The concept of cannabis terroir is further complicated by the ways global prohibition efforts have driven growing practices, processing techniques, and other human aspects of cannabis cultivation and consumption underground. Cannabis professionals interested in exploring a way to treat terroir for cannabis in a manner similar to terroir for wine are faced with a complex challenge rife with environmental and political hazards.
While, as Chouvy argues, cannabis enthusiasts and professionals in the Global North tend to place a premium on a plant's genetics when looking for their ideal phenotypes and chemotypes, terroir also likely plays a significant role in the effects and taste of the end product after cannabis flower has been harvested and processed.
The scientific evidence confirming the effects of terroir on individual plants’ chemotypes remains limited, but the cannabis industry widely acknowledges that soil and other environmental factors influence the end product.
For a bit of supporting anecdotal evidence, we can turn to operations like Colorado’s Verde Natural, operated by grower Chuck Blackton, who uses his claim to have mastered the knowledge typical of what we might call California’s Humboldt County terroir as a selling point for his company’s products.
Evidence from indoor growers further supports the notion that environmental factors, as well as human cultivation practices, have a significant impact on the final product. One study published in 1998 in the Journal of the International Hemp Association, for example, found that factors as basic as the amount of time remaining before full maturity when the flowers are harvested, the density with which plants are placed, and the local weather all play a significant role in the quality of the end product.
Chouvy uses the differences between hashish manufactured in Morocco and Afghanistan to illustrate how regional differences in climate, soil, processing technique, and so on are made apparent in the final product.
Moroccan hashish, grown in the northern Rif region, “is best described as dry and powdery, often brittle (it is pressed into bricks), greenish to brown, very aromatic and smooth, and much less spicy (easy on the throat) than hashish from other countries. It produces short uplifting effects (‘high’) due to rather mild concentrations of THC, ” he explains.
“In comparison, Afghan hashish (chars) is more diverse (various cultigens of the indica type in various regions of production) but can generally be said to be brownish-red, soft, easily kneaded (it is kneaded, not pressed as in Morocco), and very spicy (hard on the throat). It produces long and strong, almost narcotic effects (‘stone’).”
To better understand how the concept of terroir can be extremely important in relation to a specific cannabis product, we’ll examine Morocco's famous hashish — one terroir product that Chouvy has specifically advocated for due to the risk that it might be crushed by competition from commercially grown and processed cannabis products from the same region, as Morocco expands its legal cannabis industry.
In discussing Moroccan hashish, Chouvy insists on an important connection between the local landrace cannabis cultivar, called kif, that has grown in Morocco for centuries and the environment of that region, arguing that “it has adapted to the natural (edaphic and climatic characteristics) and cultural (cultivation techniques and selection for particular uses) environment of the Rif, in part due to the region’s relative geographical isolation.”

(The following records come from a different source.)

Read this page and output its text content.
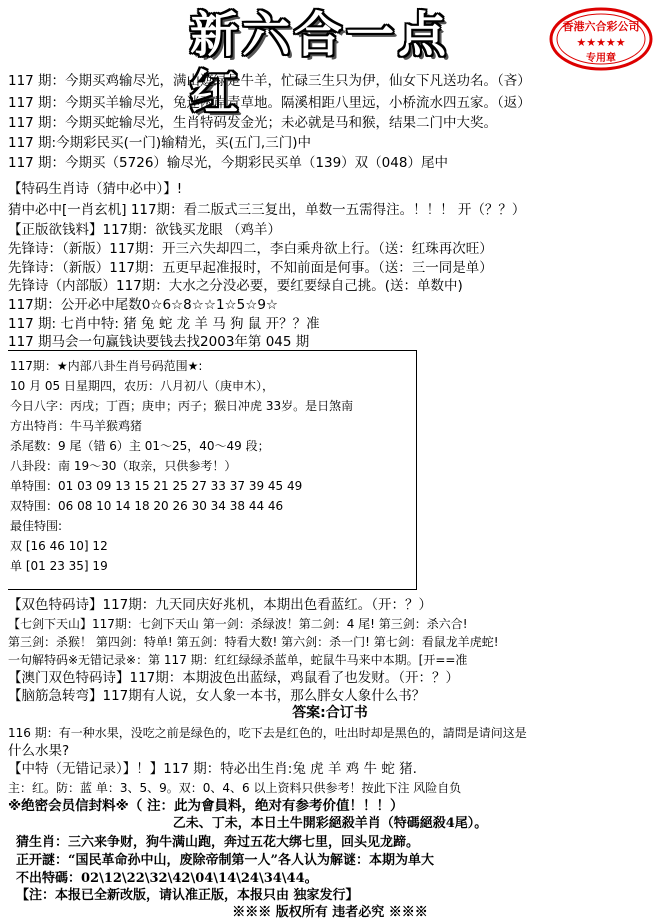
新六合一点红
香港六合彩公司
★★★★★
专用章
117 期：今期买鸡输尽光，满山遮绿是牛羊，忙碌三生只为伊，仙女下凡送功名。（吝）
117 期：今期买羊输尽光，兔迷两岸青草地。隔溪相距八里远，小桥流水四五家。（返）
117 期：今期买蛇输尽光，生肖特码发金光；未必就是马和猴，结果二门中大奖。
117 期:今期彩民买(一门)输精光，买(五门,三门)中
117 期：今期买（5726）输尽光，今期彩民买单（139）双（048）尾中
【特码生肖诗（猜中必中）】!
猜中必中[一肖玄机] 117期：看二版式三三复出，单数一五需得注。！！！ 开（？？）
【正版欲钱料】117期：欲钱买龙眼 （鸡羊）
先锋诗：（新版）117期：开三六失却四二，李白乘舟欲上行。（送：红珠再次旺）
先锋诗：（新版）117期：五更早起准报时，不知前面是何事。（送：三一同是单）
先锋诗（内部版）117期：大水之分没必要，要红要绿自己挑。(送：单数中)
117期：公开必中尾数0☆6☆8☆☆1☆5☆9☆
117 期: 七肖中特: 猪 兔 蛇 龙 羊 马 狗 鼠 开？？准
117 期马会一句赢钱诀要钱去找2003年第 045 期
117期：★内部八卦生肖号码范围★:
10 月 05 日星期四，农历：八月初八（庚申木），
今日八字：丙戌；丁酉；庚申；丙子；猴日冲虎 33岁。是日煞南
方出特肖：牛马羊猴鸡猪
杀尾数：9 尾（错 6）主 01～25，40～49 段；
八卦段：南 19～30（取亲，只供参考！）
单特围：01 03 09 13 15 21 25 27 33 37 39 45 49
双特围：06 08 10 14 18 20 26 30 34 38 44 46
最佳特围:
双 [16 46 10] 12
单 [01 23 35] 19
【双色特码诗】117期：九天同庆好兆机，本期出色看蓝红。（开：？）
【七剑下天山】117期：七剑下天山 第一剑：杀绿波！第二剑：4 尾! 第三剑：杀六合!
第三剑：杀猴！ 第四剑：特单! 第五剑：特看大数! 第六剑：杀一门! 第七剑：看鼠龙羊虎蛇!
一句解特码※无错记录※：第 117 期：红红绿绿杀蓝单，蛇鼠牛马来中本期。[开==准
【澳门双色特码诗】117期：本期波色出蓝绿，鸡鼠看了也发财。（开：？）
【脑筋急转弯】117期有人说，女人象一本书，那么胖女人象什么书？
答案:合订书
116 期：有一种水果，没吃之前是绿色的，吃下去是红色的，吐出时却是黑色的，請問是请问这是
什么水果?
【中特（无错记录）】！】117 期：特必出生肖:兔 虎 羊 鸡 牛 蛇 猪.
主：红。防：蓝 单：3、5、9。双：0、4、6 以上资料只供参考！按此下注 风险自负
※绝密会员信封料※（ 注：此为會員料，绝对有参考价值！！！）
乙未、丁未，本日土牛開彩絕殺羊肖（特碼絕殺4尾）。
猜生肖：三六来争财，狗牛满山跑，奔过五花大绑七里，回头见龙蹄。
正开謎：“国民革命孙中山，废除帝制第一人”各人认为解谜：本期为单大
不出特碼：02\12\22\32\42\04\14\24\34\44。
【注：本报已全新改版，请认准正版，本报只由 独家发行】
※※※ 版权所有 违者必究 ※※※
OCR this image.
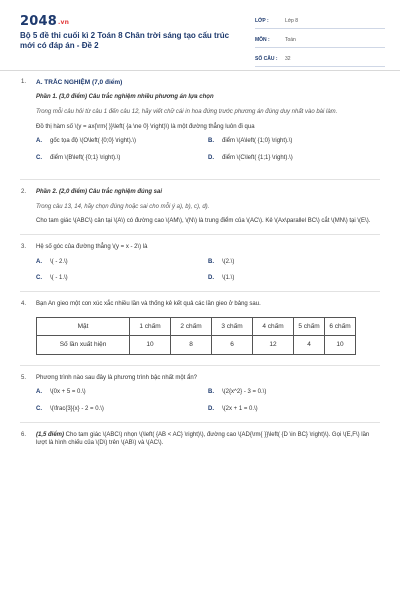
2048.vn
Bộ 5 đề thi cuối kì 2 Toán 8 Chân trời sáng tạo cấu trúc mới có đáp án - Đề 2
LỚP :	Lớp 8
MÔN :	Toán
SỐ CÂU :	32
1. A. TRẮC NGHIỆM (7,0 điểm)
Phần 1. (3,0 điểm) Câu trắc nghiệm nhiều phương án lựa chọn
Trong mỗi câu hỏi từ câu 1 đến câu 12, hãy viết chữ cái in hoa đứng trước phương án đúng duy nhất vào bài làm.
Đồ thị hàm số \(y = ax{\rm{ }}\left( {a \ne 0} \right)\) là một đường thẳng luôn đi qua
A. gốc tọa độ \(O\left( {0;0} \right).\)	B. điểm \(A\left( {1;0} \right).\)
C. điểm \(B\left( {0;1} \right).\)	D. điểm \(C\left( {1;1} \right).\)
2. Phần 2. (2,0 điểm) Câu trắc nghiệm đúng sai
Trong câu 13, 14, hãy chọn đúng hoặc sai cho mỗi ý a), b), c), d).
Cho tam giác \(ABC\) cân tại \(A\) có đường cao \(AM\), \(N\) là trung điểm của \(AC\). Kẻ \(Ax\parallel BC\) cắt \(MN\) tại \(E\).
3. Hệ số góc của đường thẳng \(y = x - 2\) là
A. \( - 2.\)	B. \(2.\)
C. \( - 1.\)	D. \(1.\)
4. Bạn An gieo một con xúc xắc nhiều lần và thống kê kết quả các lần gieo ở bảng sau.
Mặt	1 chấm	2 chấm	3 chấm	4 chấm	5 chấm	6 chấm
Số lần xuất hiện	10	8	6	12	4	10
5. Phương trình nào sau đây là phương trình bậc nhất một ẩn?
A. \(0x + 5 = 0.\)	B. \(2{x^2} - 3 = 0.\)
C. \(\frac{3}{x} - 2 = 0.\)	D. \(2x + 1 = 0.\)
6. (1,5 điểm) Cho tam giác \(ABC\) nhọn \(\left( {AB < AC} \right)\), đường cao \(AD{\rm{ }}\left( {D \in BC} \right)\). Gọi \(E,F\) lần lượt là hình chiếu của \(D\) trên \(AB\) và \(AC\).
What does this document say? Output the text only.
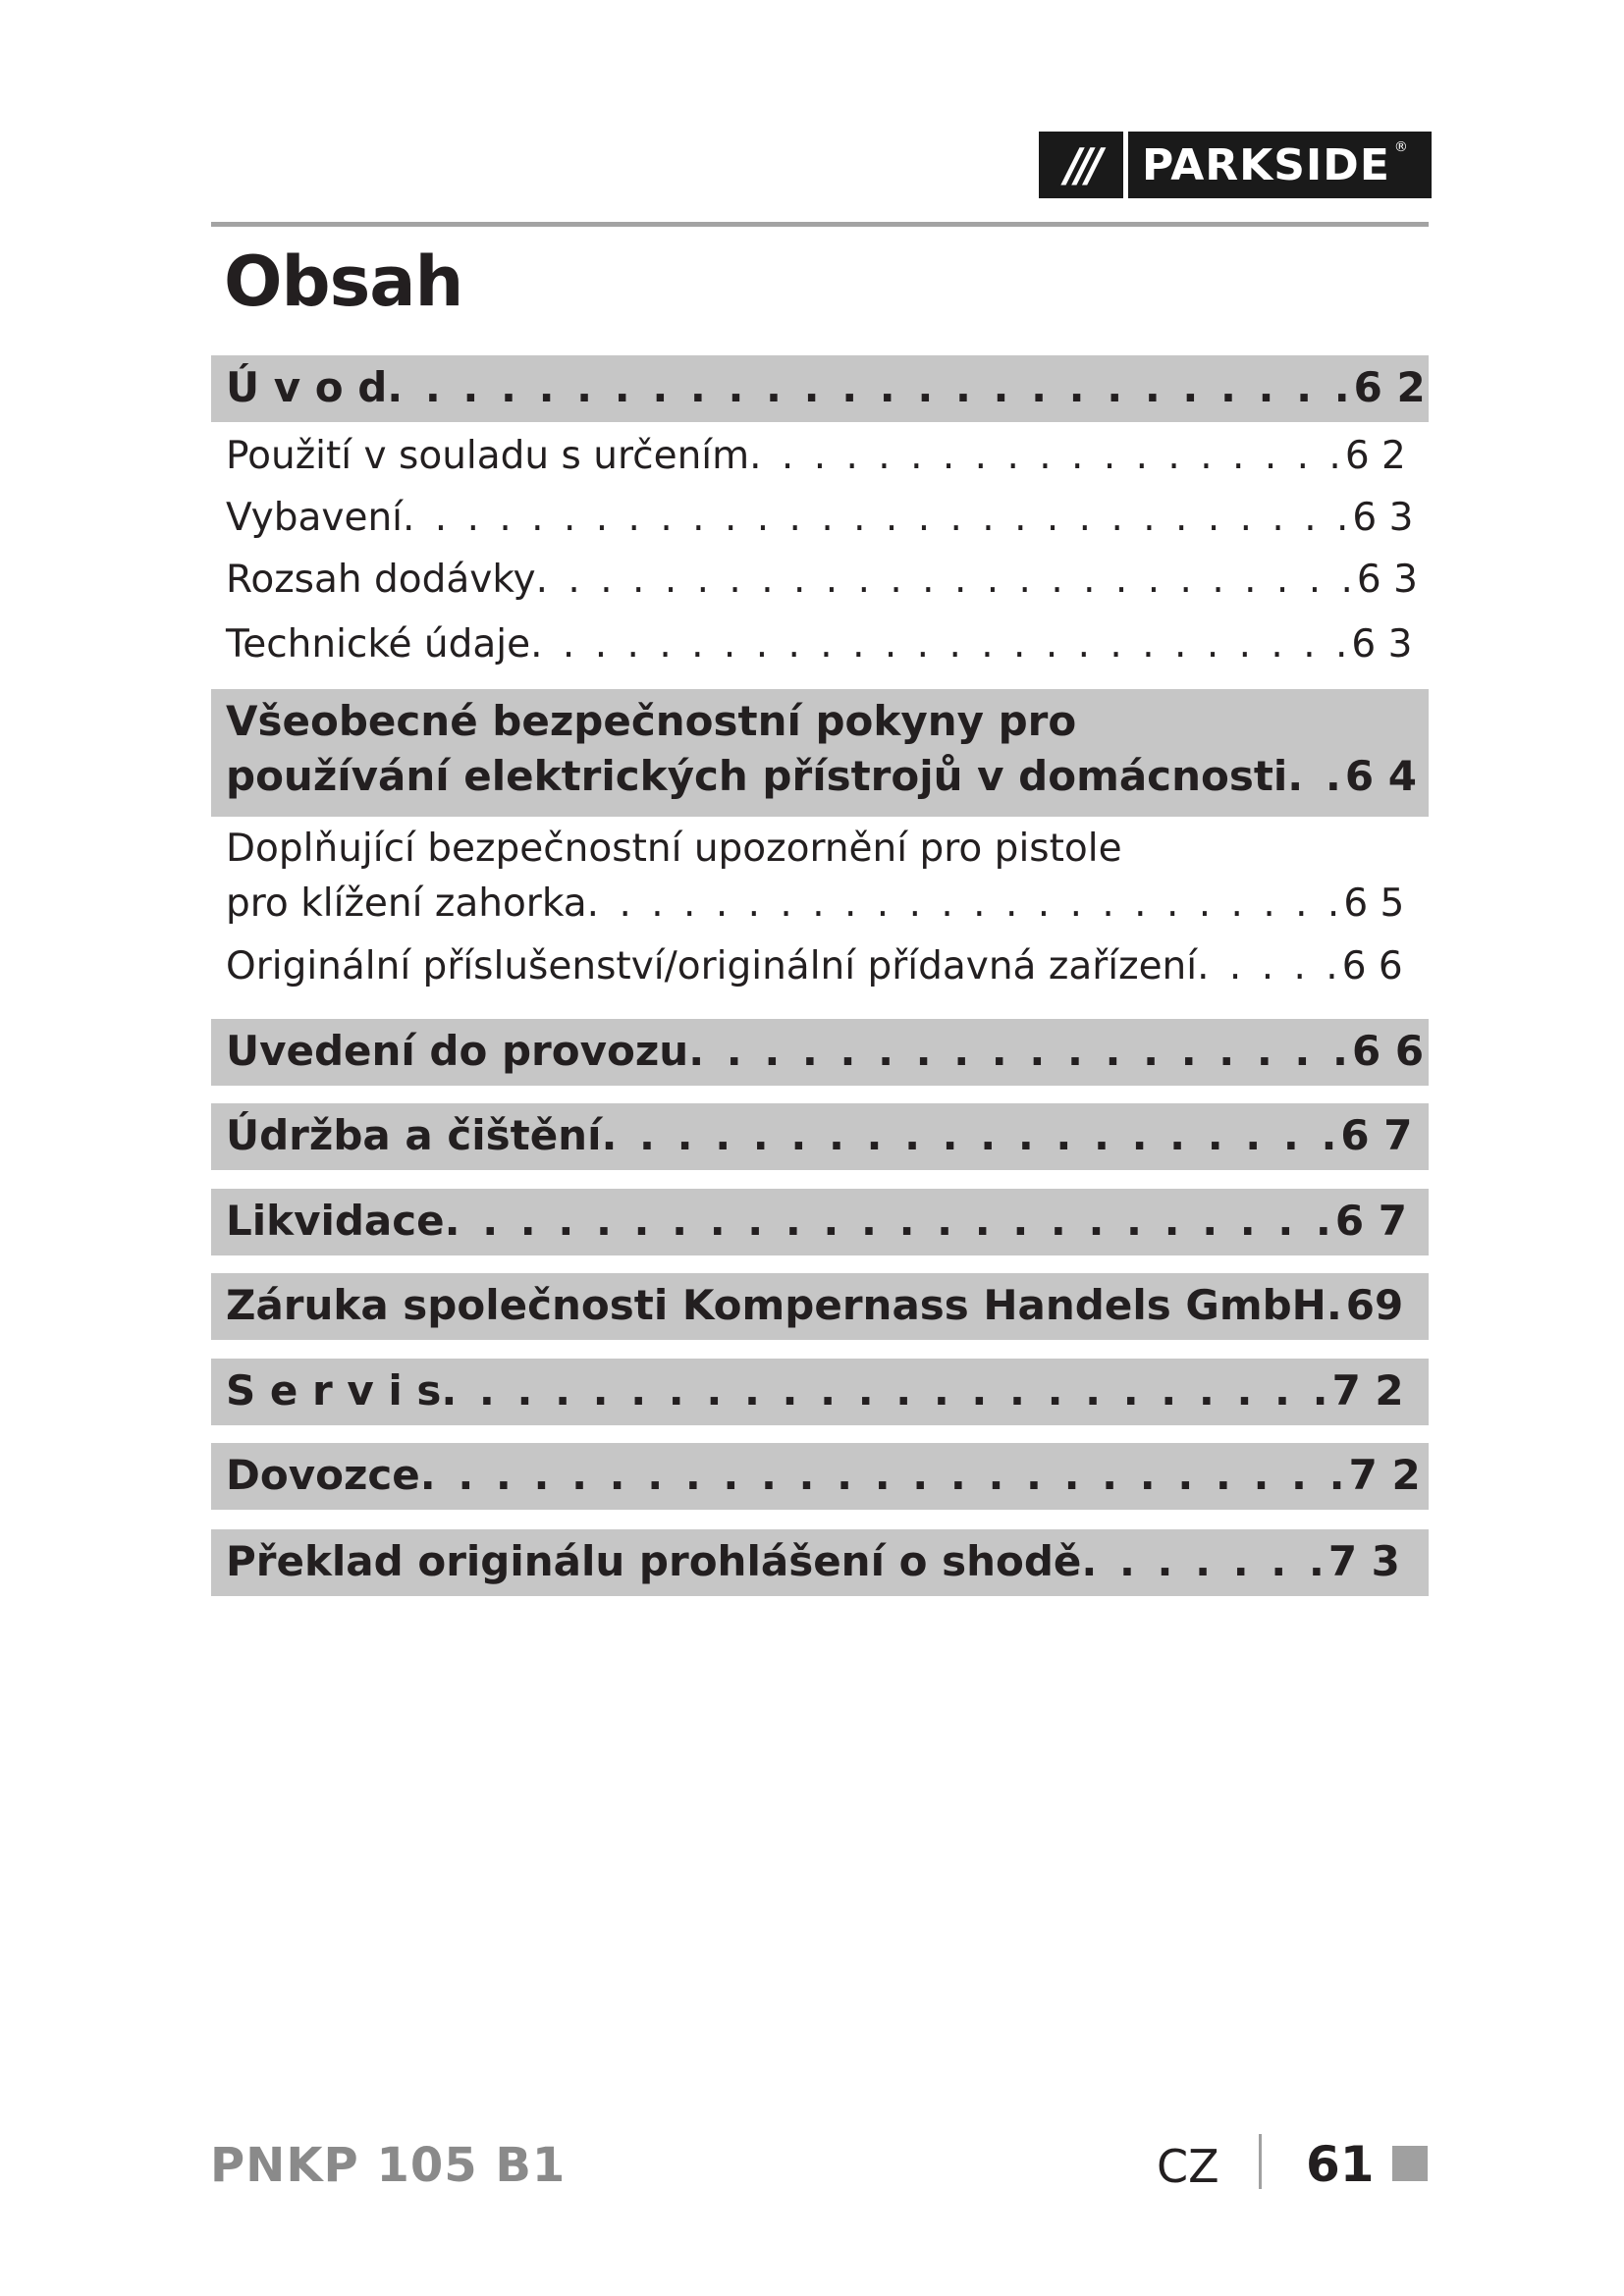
///	PARKSIDE ®
Obsah
Ú v o d . . . . . . . . . . . . . . . . . . . . . . . . . . 6 2
Použití v souladu s určením . . . . . . . . . . . . . . . . . . . 6 2
Vybavení . . . . . . . . . . . . . . . . . . . . . . . . . . . . . . 6 3
Rozsah dodávky . . . . . . . . . . . . . . . . . . . . . . . . . . 6 3
Technické údaje . . . . . . . . . . . . . . . . . . . . . . . . . . 6 3
Všeobecné bezpečnostní pokyny pro
používání elektrických přístrojů v domácnosti . . 6 4
Doplňující bezpečnostní upozornění pro pistole
pro klížení zahorka . . . . . . . . . . . . . . . . . . . . . . . . 6 5
Originální příslušenství/originální přídavná zařízení . . . . . 6 6
Uvedení do provozu . . . . . . . . . . . . . . . . . . 6 6
Údržba a čištění . . . . . . . . . . . . . . . . . . . . 6 7
Likvidace . . . . . . . . . . . . . . . . . . . . . . . . 6 7
Záruka společnosti Kompernass Handels GmbH . 69
S e r v i s . . . . . . . . . . . . . . . . . . . . . . . . 7 2
Dovozce . . . . . . . . . . . . . . . . . . . . . . . . . 7 2
Překlad originálu prohlášení o shodě . . . . . . . 7 3
PNKP 105 B1	CZ 61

This cultivar, with a long history in the region and subsequent adaptations, stands in stark contrast to the modern cannabis hybrids that have been brought to the region but are ill-suited to the environment due to their relatively much higher need for water, Chouvy states.
These new hybrid cultivars have “jeopardized the ecological balance of a region that is fragile in various respects,” he adds.
In summary, according to Chouvy, the establishment and understanding of cannabis terroirs provides an avenue for the preservation of sustainable growing practices and cultural traditions related to processing and consumption.